Вы очень испугали меня.
Неподдельная искренность, с которой Бьянка сказала это, глубоко проникла в сердце Йена и требовала того же взамен. Он собрался с мыслями и начал свой рассказ:
— Об этом известно только одному человеку на свете, и я надеюсь, что мне не придется больше никогда рассказывать эту историю снова. Никто — ни Криспин, ни другой Арборетти — не знает о том, что навлекло бы величайшее бесчестье на всех них. Поэтому я прошу вас, не ради себя, но ради других, никогда не повторять этого.
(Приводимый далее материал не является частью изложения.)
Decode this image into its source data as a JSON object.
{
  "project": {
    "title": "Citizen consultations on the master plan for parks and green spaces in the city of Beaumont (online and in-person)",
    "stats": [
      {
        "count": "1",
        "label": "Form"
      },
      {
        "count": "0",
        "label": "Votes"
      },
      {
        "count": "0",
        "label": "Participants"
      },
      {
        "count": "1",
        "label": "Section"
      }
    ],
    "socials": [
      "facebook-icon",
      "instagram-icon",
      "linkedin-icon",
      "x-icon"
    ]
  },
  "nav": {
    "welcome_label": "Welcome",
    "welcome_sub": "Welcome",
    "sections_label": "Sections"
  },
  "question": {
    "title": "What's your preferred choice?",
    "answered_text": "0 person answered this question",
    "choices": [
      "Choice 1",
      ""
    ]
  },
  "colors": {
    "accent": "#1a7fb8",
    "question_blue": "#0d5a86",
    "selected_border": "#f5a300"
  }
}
Йен дождался, пока Бьянка молча кивнула, а затем уселся так, чтобы не видеть ее лица. Она прижалась грудью к его плечу и обняла за шею, а он продолжал деловым, почти равнодушным тоном:
— Кристиан старше меня всего на два дня, и мы росли вместе, как братья-близнецы. Конечно, над нами подшучивали, говорили, что мы похожи друг на друга больше, чем на своих родных сестер и братьев. Наши семьи были очень дружны, поэтому неудивительно, что у нас были одни и те же наставники, мы вместе занимались спортом, проводили школьные каникулы, затем поступили в один университет, а потом и путешествовать стали вместе. Наша дружба была глубока и крепка. Мы готовы были на все друг для друга. По крайней мере я так думал. Впрочем, я опережаю сам себя.
Мне надлежало отправиться на Сицилию по делам, и в последний момент Кристиан решил сопровождать меня. Он только что расторг помолвку с богатой флорентийской красавицей и хотел убраться оттуда подальше, чтобы не плодить ненужных слухов. Меня захватила идея пуститься в долгий путь в такой приятной компании. Он почти целый год провел во Флоренции, устраивая свой брак, и мы давно не виделись. Тем более я тоже… был занят. Так что мы оба с радостью ухватились за возможность спокойно пообщаться. На корабле мы добрались до Мессины, оттуда верхом на лошадях — до Сиракуз. Мои переговоры оказались успешными и прошли на удивление быстро. Я спешил вернуться, чтобы поделиться радостными новостями с Арборетти.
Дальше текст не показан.